Anna looks at me, her brow puckering into a frown. Does she see right through me? Can kids do that?
She turns back to the dollhouse, and I assume I’ve been dismissed by the smallest human I know, when she spins back around, holding a doll. “For you,” she says as she hands me a male doll.
“For me?” I gingerly take the doll.
“You be daddy,” she says, before she turns back to the doll house.
But I nearly choke on my own spit as I look down at the doll in my hand, a muscle in my jaw ticcing. “I’m not sure I’m father material,” I mutter, holding the doll like it’s something foul. Like it might leave a stain.
“It’s only for a few minutes,” Sasha says with a small smile. “I promise, you won’t catch any paternal disease.”
“How do you know?” I mutter, but I sit on the floor.
Her eyes go wide as they stare into mine. From the child-sized table in the other corner, Ava clears her throat and then stands. “I’ll let the three of you enjoy yourselves.”
I nod in her general direction as I am instructed to put the “daddy” doll in his office to do work.
I do as I’m commanded, because for one, working is a task I actually understand, and two, I’m pretty sure that means I don’t have to participate much in the pretend doll world.
But soon an entire dollhouse drama unfolds, where the mom and the daughter come knock on daddy’s door and demand he leave work to take them out for ice cream. A word Anna pronouncespema.
“Is pema Russian for ice cream?” I whisper to Sasha.
“No, just her mispronunciation,” Sasha says as she softly laughs.
I came in here to watch my wife with her niece and ask myself a few hard questions. But instead, I find myself playing for the first time in at least twenty years. The innocence of this moment is an answer of a different kind, but no less powerful.
Naturally, I have no choice but to concede, as doll daddy, I agree to the outing. What kind of ogre denies a child that cute ice cream?
But I’m a little shocked when Anna slips her hand in mine and starts pulling me up and out into the kitchen.
Sasha is quietly laughing behind me as she trails behind.
“Where are we going?” I ask Anna.
“Pema,” she chirps as we cross through the living room.

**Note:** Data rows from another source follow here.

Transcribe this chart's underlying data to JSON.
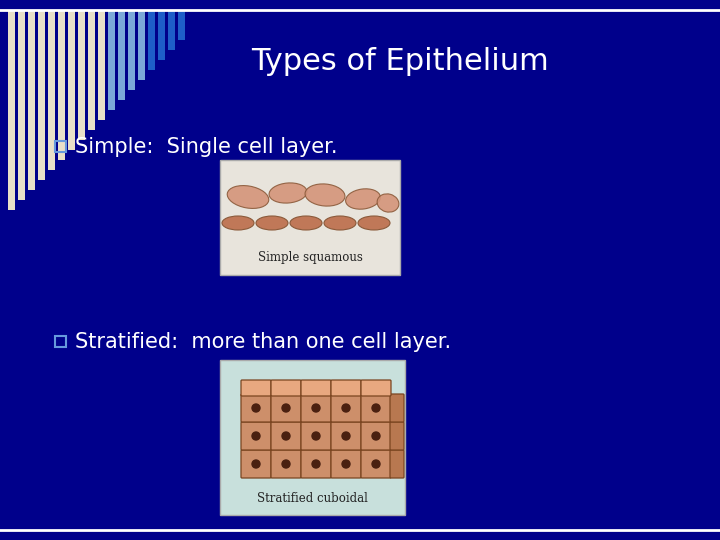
{
  "background_color": "#00008B",
  "title": "Types of Epithelium",
  "title_color": "#FFFFFF",
  "title_fontsize": 22,
  "bullet1_text": " Simple:  Single cell layer.",
  "bullet2_text": " Stratified:  more than one cell layer.",
  "bullet_color": "#FFFFFF",
  "bullet_fontsize": 15,
  "bullet_marker": "o",
  "bullet_marker_color": "#4488CC",
  "top_border_color": "#FFFFFF",
  "bottom_border_color": "#FFFFFF",
  "img1_caption": "Simple squamous",
  "img2_caption": "Stratified cuboidal",
  "img1_bg": "#E8E4DC",
  "img2_bg": "#C8E0DC",
  "stripe_white": "#E8E0C8",
  "stripe_light_blue": "#7BA8D8",
  "stripe_blue": "#1E5EC8",
  "fig_width": 7.2,
  "fig_height": 5.4,
  "dpi": 100
}
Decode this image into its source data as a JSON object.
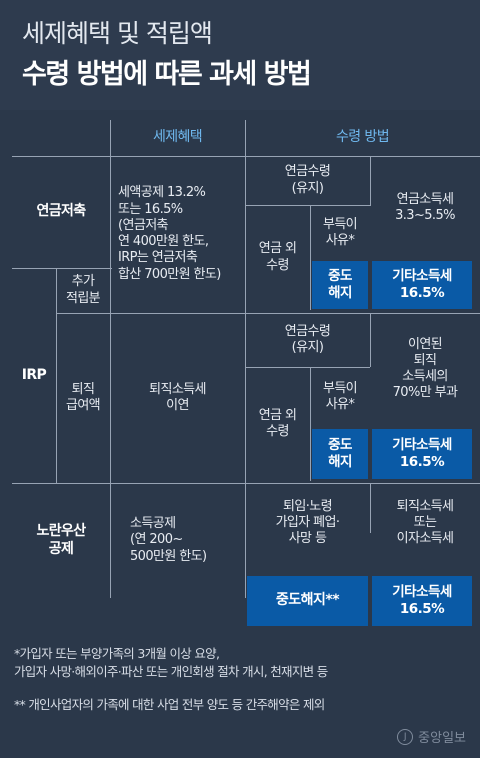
{
  "header": {
    "title_line1": "세제혜택 및 적립액",
    "title_line2": "수령 방법에 따른 과세 방법"
  },
  "table": {
    "col_headers": {
      "tax_benefit": "세제혜택",
      "receipt_method": "수령 방법"
    },
    "pension_savings": {
      "label": "연금저축",
      "tax_benefit": "세액공제 13.2%\n또는 16.5%\n(연금저축\n연 400만원 한도,\nIRP는 연금저축\n합산 700만원 한도)",
      "annuity_receipt": "연금수령\n(유지)",
      "annuity_tax": "연금소득세\n3.3~5.5%",
      "non_annuity_receipt": "연금 외\n수령",
      "unavoidable_reason": "부득이\n사유*",
      "early_termination": "중도\n해지",
      "other_income_tax": "기타소득세\n16.5%"
    },
    "irp": {
      "label": "IRP",
      "additional": "추가\n적립분",
      "retirement": "퇴직\n급여액",
      "retirement_tax": "퇴직소득세\n이연",
      "annuity_receipt": "연금수령\n(유지)",
      "annuity_tax": "이연된\n퇴직\n소득세의\n70%만 부과",
      "non_annuity_receipt": "연금 외\n수령",
      "unavoidable_reason": "부득이\n사유*",
      "early_termination": "중도\n해지",
      "other_income_tax": "기타소득세\n16.5%"
    },
    "yellow_umbrella": {
      "label": "노란우산\n공제",
      "tax_benefit": "소득공제\n(연 200~\n500만원 한도)",
      "reasons": "퇴임·노령\n가입자 폐업·\n사망 등",
      "reasons_tax": "퇴직소득세\n또는\n이자소득세",
      "early_termination": "중도해지**",
      "other_income_tax": "기타소득세\n16.5%"
    }
  },
  "footnotes": {
    "note1": "*가입자 또는 부양가족의 3개월 이상 요양,\n  가입자 사망·해외이주·파산 또는 개인회생 절차 개시, 천재지변 등",
    "note2": "** 개인사업자의 가족에 대한 사업 전부 양도 등 간주해약은 제외"
  },
  "logo": {
    "text": "중앙일보",
    "mark": "J"
  },
  "colors": {
    "background": "#2e3b4e",
    "accent_blue": "#0a5aa6",
    "header_text": "#6fb8ee",
    "rule": "#97a3b4"
  }
}
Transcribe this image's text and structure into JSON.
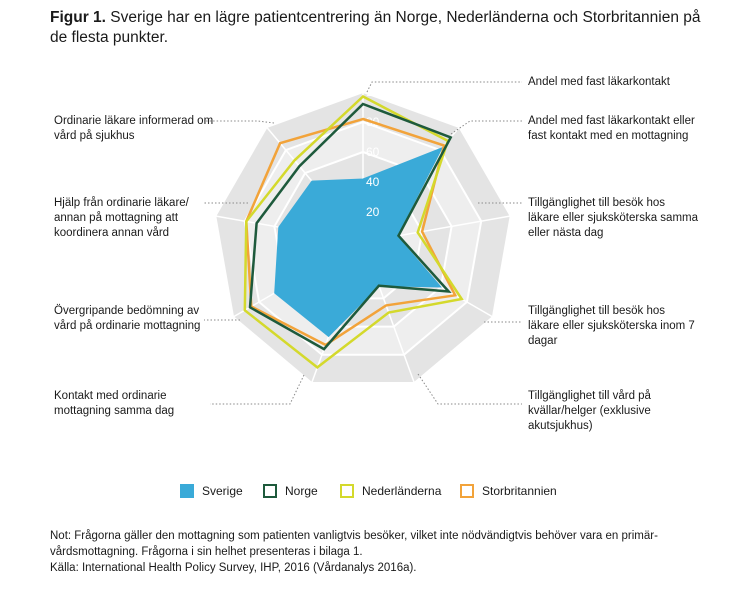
{
  "title": {
    "prefix": "Figur 1.",
    "text": "Sverige har en lägre patientcentrering än Norge, Nederländerna och Storbritannien på de flesta punkter."
  },
  "colors": {
    "sverige": "#3aaad8",
    "norge": "#1e5a3c",
    "nederlanderna": "#d4d92c",
    "storbritannien": "#f2a33a"
  },
  "chart_data": {
    "type": "radar",
    "title": "Sverige har en lägre patientcentrering än Norge, Nederländerna och Storbritannien på de flesta punkter.",
    "axes": [
      "Andel med fast läkarkontakt",
      "Andel med fast läkarkontakt eller fast kontakt med en mottagning",
      "Tillgänglighet till besök hos läkare eller sjuksköterska samma eller nästa dag",
      "Tillgänglighet till besök hos läkare eller sjuksköterska inom 7 dagar",
      "Tillgänglighet till vård på kvällar/helger (exklusive akutsjukhus)",
      "Kontakt med ordinarie mottagning samma dag",
      "Övergripande bedömning av vård på ordinarie mottagning",
      "Hjälp från ordinarie läkare/ annan på mottagning att koordinera annan vård",
      "Ordinarie läkare informerad om vård på sjukhus"
    ],
    "ticks": [
      20,
      40,
      60,
      80,
      100
    ],
    "range": [
      0,
      100
    ],
    "series": [
      {
        "name": "Sverige",
        "values": [
          42,
          82,
          23,
          60,
          31,
          67,
          68,
          57,
          53
        ]
      },
      {
        "name": "Norge",
        "values": [
          92,
          91,
          24,
          66,
          31,
          76,
          87,
          72,
          66
        ]
      },
      {
        "name": "Nederländerna",
        "values": [
          97,
          88,
          37,
          76,
          50,
          89,
          91,
          79,
          71
        ]
      },
      {
        "name": "Storbritannien",
        "values": [
          82,
          84,
          40,
          71,
          45,
          73,
          86,
          79,
          86
        ]
      }
    ]
  },
  "axis_labels": [
    "Andel med fast läkarkontakt",
    "Andel med fast läkarkontakt eller fast kontakt med en mottagning",
    "Tillgänglighet till besök hos läkare eller sjuksköterska samma eller nästa dag",
    "Tillgänglighet till besök hos läkare eller sjuksköterska inom 7 dagar",
    "Tillgänglighet till vård på kvällar/helger (exklusive akutsjukhus)",
    "Kontakt med ordinarie mottagning samma dag",
    "Övergripande bedömning av vård på ordinarie mottagning",
    "Hjälp från ordinarie läkare/ annan på mottagning att koordinera annan vård",
    "Ordinarie läkare informerad om vård på sjukhus"
  ],
  "legend": [
    "Sverige",
    "Norge",
    "Nederländerna",
    "Storbritannien"
  ],
  "note": {
    "line1": "Not: Frågorna gäller den mottagning som patienten vanligtvis besöker, vilket inte nödvändigtvis behöver vara en primär-",
    "line2": "vårdsmottagning. Frågorna i sin helhet presenteras i bilaga 1.",
    "line3": "Källa: International Health Policy Survey, IHP, 2016 (Vårdanalys 2016a)."
  }
}
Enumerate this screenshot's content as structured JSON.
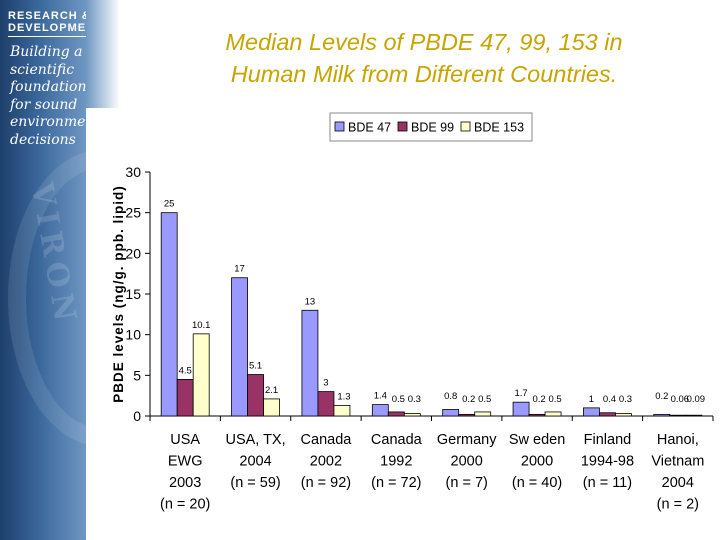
{
  "branding": {
    "line1": "RESEARCH &",
    "line2": "DEVELOPMENT",
    "tagline": [
      "Building a",
      "scientific",
      "foundation",
      "for sound",
      "environment",
      "decisions"
    ]
  },
  "slide": {
    "title_line1": "Median Levels of PBDE 47, 99, 153 in",
    "title_line2": "Human Milk from Different Countries."
  },
  "chart_data": {
    "type": "bar",
    "title": "",
    "xlabel": "",
    "ylabel": "PBDE levels (ng/g. ppb. lipid)",
    "ylim": [
      0,
      30
    ],
    "yticks": [
      0,
      5,
      10,
      15,
      20,
      25,
      30
    ],
    "grid": false,
    "legend_position": "top",
    "categories": [
      [
        "USA",
        "EWG",
        "2003",
        "(n = 20)"
      ],
      [
        "USA, TX,",
        "2004",
        "(n = 59)"
      ],
      [
        "Canada",
        "2002",
        "(n = 92)"
      ],
      [
        "Canada",
        "1992",
        "(n = 72)"
      ],
      [
        "Germany",
        "2000",
        "(n = 7)"
      ],
      [
        "Sw eden",
        "2000",
        "(n = 40)"
      ],
      [
        "Finland",
        "1994-98",
        "(n = 11)"
      ],
      [
        "Hanoi,",
        "Vietnam",
        "2004",
        "(n = 2)"
      ]
    ],
    "series": [
      {
        "name": "BDE 47",
        "color": "#9999ff",
        "values": [
          25,
          17,
          13,
          1.4,
          0.8,
          1.7,
          1,
          0.2
        ],
        "labels": [
          "25",
          "17",
          "13",
          "1.4",
          "0.8",
          "1.7",
          "1",
          "0.2"
        ]
      },
      {
        "name": "BDE 99",
        "color": "#993366",
        "values": [
          4.5,
          5.1,
          3,
          0.5,
          0.2,
          0.2,
          0.4,
          0.06
        ],
        "labels": [
          "4.5",
          "5.1",
          "3",
          "0.5",
          "0.2",
          "0.2",
          "0.4",
          "0.06"
        ]
      },
      {
        "name": "BDE 153",
        "color": "#ffffcc",
        "values": [
          10.1,
          2.1,
          1.3,
          0.3,
          0.5,
          0.5,
          0.3,
          0.09
        ],
        "labels": [
          "10.1",
          "2.1",
          "1.3",
          "0.3",
          "0.5",
          "0.5",
          "0.3",
          "0.09"
        ]
      }
    ]
  }
}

Dimitri sits at the table with his laptop. “Did you promise her ice cream?” he asks, giving me what I hope is a mock scowl.
“I thought I was only agreeing as daddy doll. I didn’t realize…”
“Rookie mistake,” he rumbles, but I see the smile pulling at his lips as Anna tugs at the freezer door, not strong enough to get it to open.
As if I’m acting with someone else’s body, I pull it open for her. “Chocolate,” she chirps, pointing at the shelf.
I grab the container, knowing I’ve been taken hostage by a little angel. But if Sasha had made me look at things differently, Anna…
“Only a little,” Dimitri warns as Sasha pulls out a bowl and a spoon. I scoop a single scoop into a bowl and hand it to Anna.
She crosses to the table and sets the bowl down, then waves me forward.
“Me?” I ask, looking at Sasha.
“Go,” she whispers with a wink as she puts the lid back on the ice cream. I do, not sure why, except that being with Anna feels like I’m seeing a completely different version of myself.
She points to the chair, and I slide in. Without ceremony, she climbs up into my lap and then pulls the bowl over.
And just like that, the four-year-old little angel eats ice cream from my lap.